Stay out of disputes with terminal operators: BCTA tells VPA

VANCOUVER — The Vancouver Port Authority should mind its own business. That, effectively, is what the B.C. Trucking Association is telling the VPA after it reportedly started warning truckers it would revoke port trucking licences of companies that, for whatever reason, failed to pay fees assessed by terminal operators.

In a letter to VPA, the trucking association suggested the port authority not intervene in “business-to-business matters between container trucking companies and terminal operators.”

BCTA was responding to a recent VPA communication sent to all container trucking companies, which stated the VPA would consider companies that fail to pay penalties charged by terminal operators for failed or missed reservations to be contravening the truck licence issued by the authority.

BCTA says it isn’t fair terminals recruit the VPA to force
payments when truckers can’t recoup costs caused by terminals

However, the issue of non-payment is strictly a business-to-business matter, says BCTA. Besides, as creditors, terminal operators have many methods they can use to collect payment, “the most compelling of which would be to deny access to terminal property to the offending trucking company.”

“Moreover,” says BCTA, “VPA should be concerning itself with matters that are related to truck safety standards … rather than trucking companies’ business relations with its logistics chain partners.”

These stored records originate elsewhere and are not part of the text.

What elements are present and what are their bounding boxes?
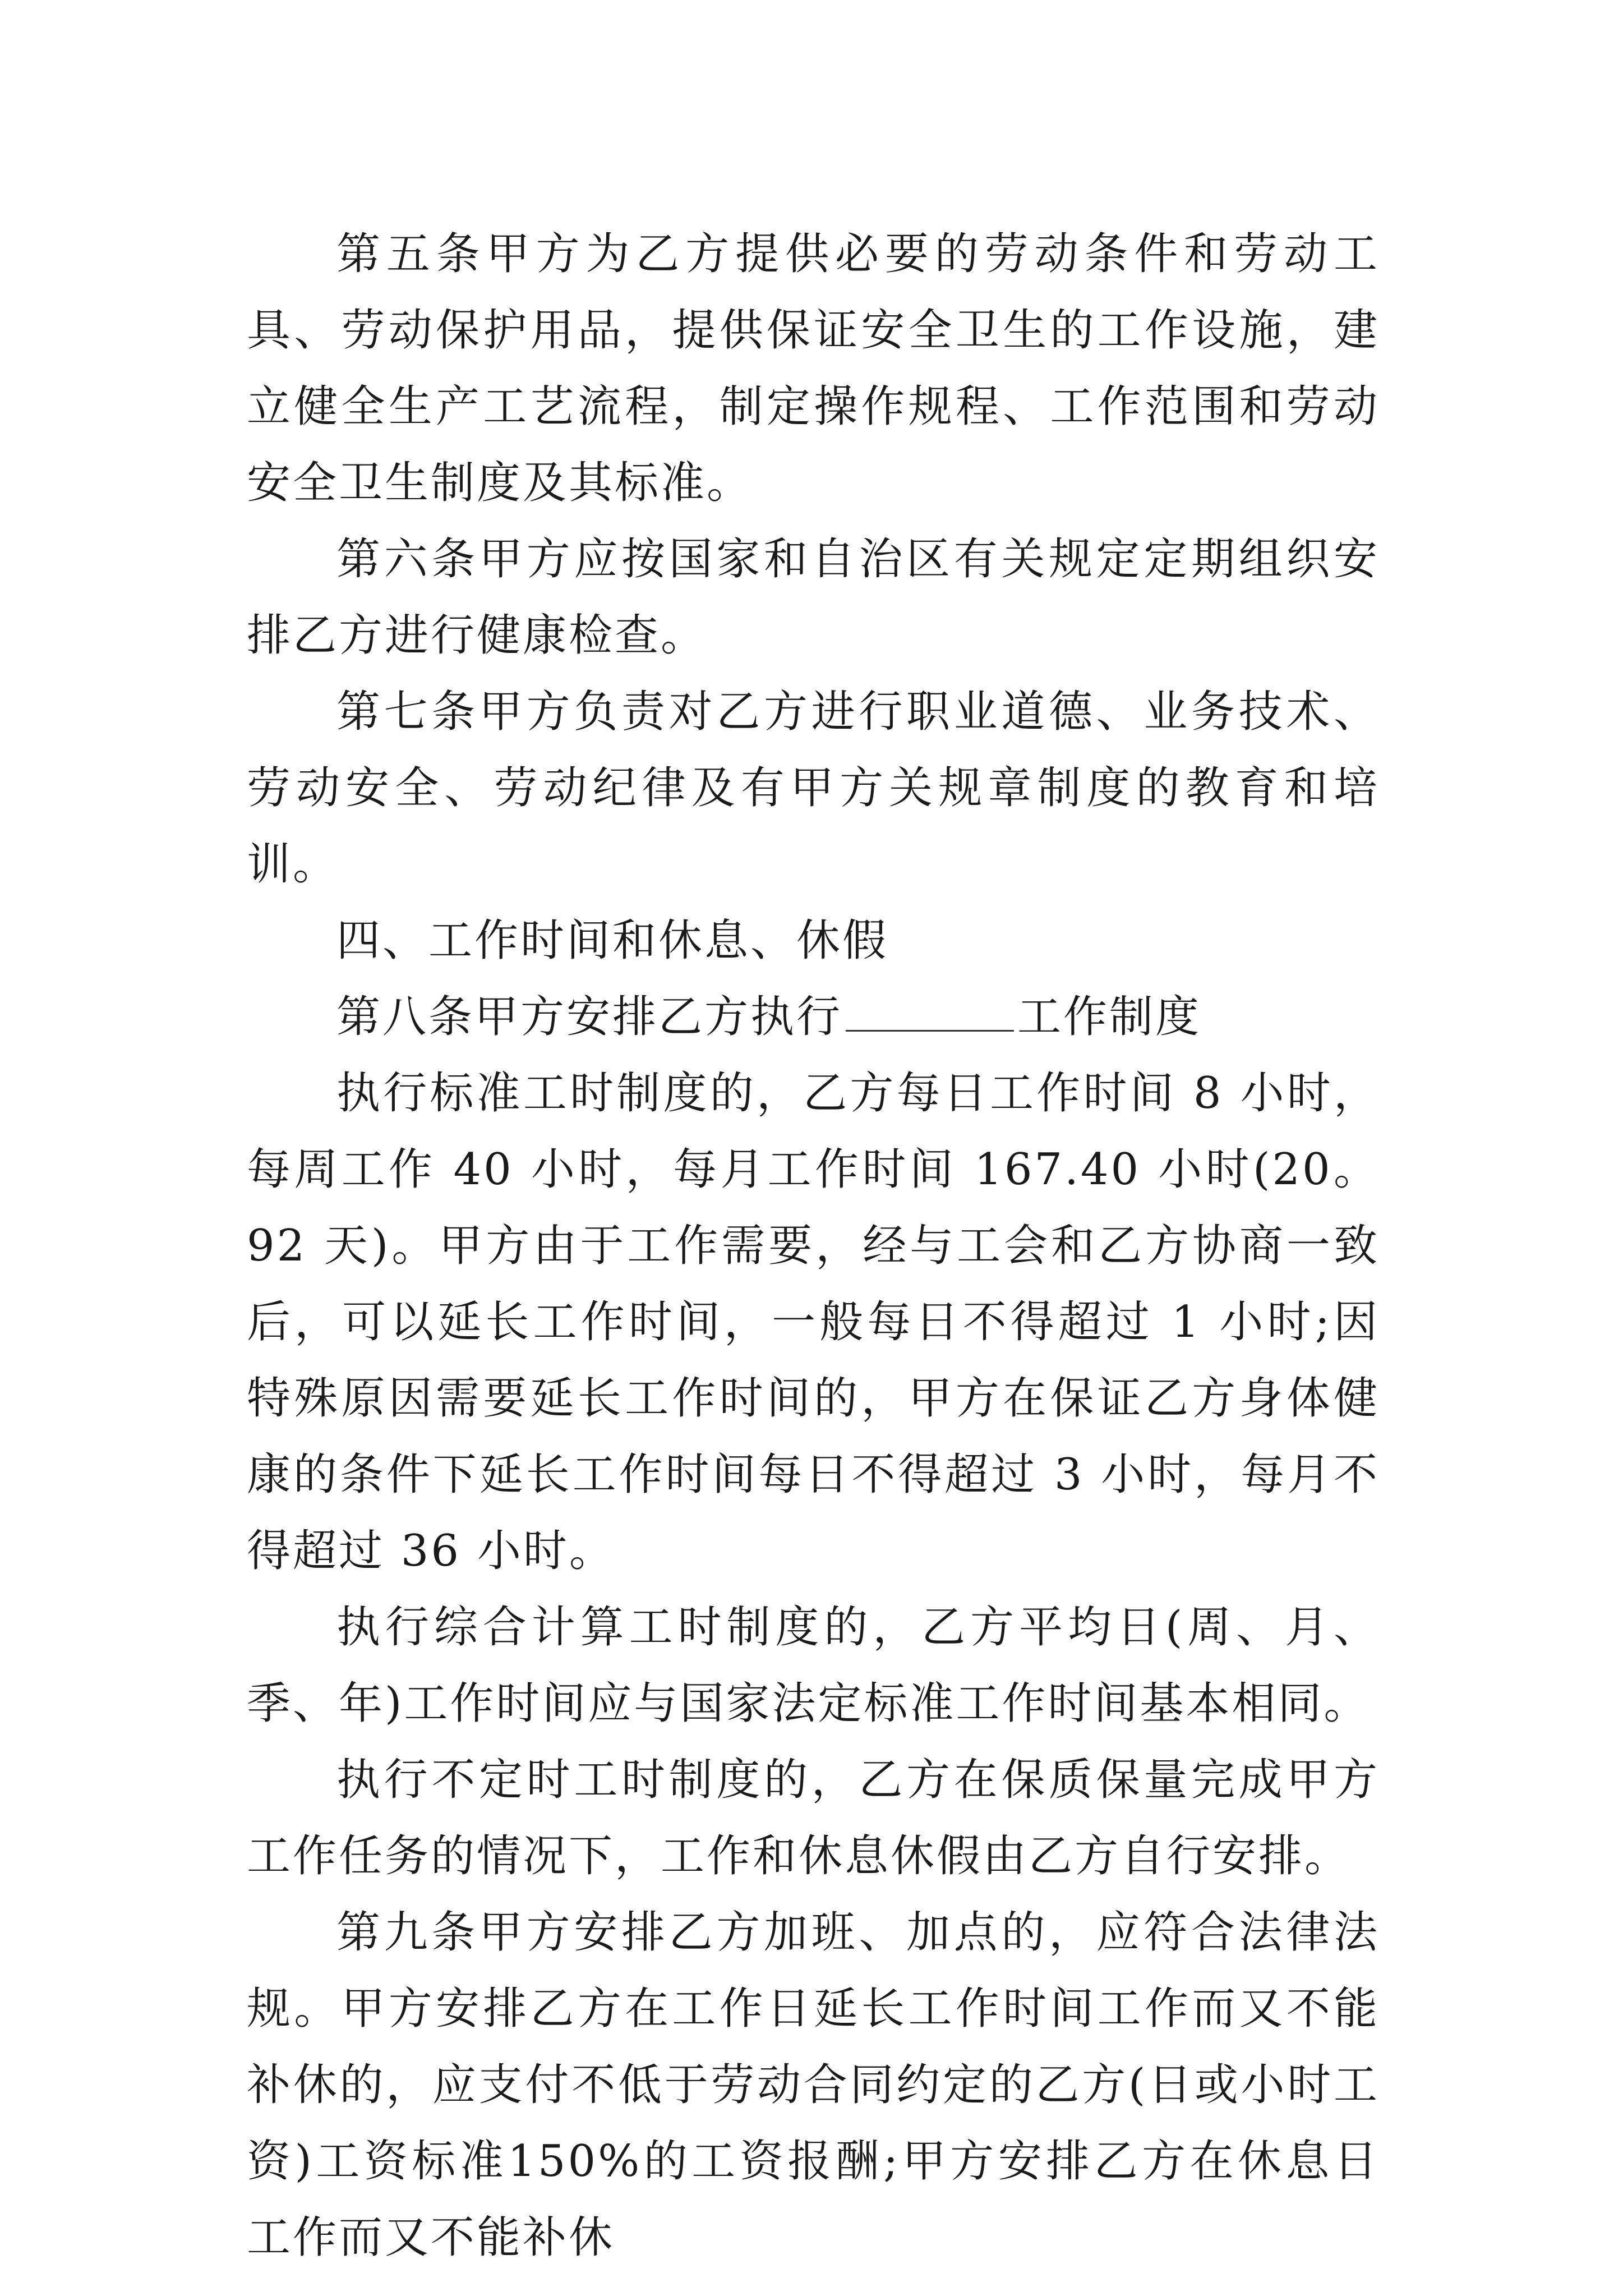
article-8-text-after-blank: 工作制度 <box>1017 992 1202 1042</box>
flexible-hours-paragraph: 执行不定时工时制度的，乙方在保质保量完成甲方工作任务的情况下，工作和休息休假由乙方自行安排。 <box>247 1755 1380 1881</box>
article-9-paragraph: 第九条甲方安排乙方加班、加点的，应符合法律法规。甲方安排乙方在工作日延长工作时间工作而又不能补休的，应支付不低于劳动合同约定的乙方(日或小时工资)工资标准150%的工资报酬;甲方安排乙方在休息日工作而又不能补休 <box>247 1907 1380 2263</box>
fill-in-blank-line <box>846 991 1014 1032</box>
article-6-paragraph: 第六条甲方应按国家和自治区有关规定定期组织安排乙方进行健康检查。 <box>247 534 1380 661</box>
article-8-text-before-blank: 第八条甲方安排乙方执行 <box>336 992 843 1042</box>
article-7-paragraph: 第七条甲方负责对乙方进行职业道德、业务技术、劳动安全、劳动纪律及有甲方关规章制度的教育和培训。 <box>247 687 1380 890</box>
standard-hours-paragraph: 执行标准工时制度的，乙方每日工作时间 8 小时，每周工作 40 小时，每月工作时间 167.40 小时(20。92 天)。甲方由于工作需要，经与工会和乙方协商一致后，可以延长工作时间，一般每日不得超过 1 小时;因特殊原因需要延长工作时间的，甲方在保证乙方身体健康的条件下延长工作时间每日不得超过 3 小时，每月不得超过 36 小时。 <box>247 1068 1380 1576</box>
article-5-paragraph: 第五条甲方为乙方提供必要的劳动条件和劳动工具、劳动保护用品，提供保证安全卫生的工作设施，建立健全生产工艺流程，制定操作规程、工作范围和劳动安全卫生制度及其标准。 <box>247 229 1380 508</box>
document-body <box>247 216 1380 2276</box>
comprehensive-hours-paragraph: 执行综合计算工时制度的，乙方平均日(周、月、季、年)工作时间应与国家法定标准工作时间基本相同。 <box>247 1602 1380 1729</box>
section-4-heading: 四、工作时间和休息、休假 <box>336 915 889 966</box>
article-8-paragraph <box>247 979 1380 1055</box>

The container truck licensing system was brought in by the federal government to end a crippling six-week strike by independent container haulers in 2005. The licence system establishes a variety of trucking standards for drayage companies working the port, including haulage rates carriers must pay independent operators.

Ottawa later enshrined the licence scheme in legislation and handed the authority to issue and enforce the licences to the VPA.

Meanwhile, BCTA also points out that there are still a number of inequities involved in the reservation system causing failed or missed reservations.

For example, trucking companies do not have access to their own success rate-record as measured by the terminal, but must rely on contacting the terminal to receive periodic updates. “This reduces a trucking company’s opportunity to challenge or correct mistakes that may be made by the terminal in calculating a company’s success rate/record,” says BCTA.

On the flip side, truckers are not able to recover costs when it is the terminal that is unable to honor reservations.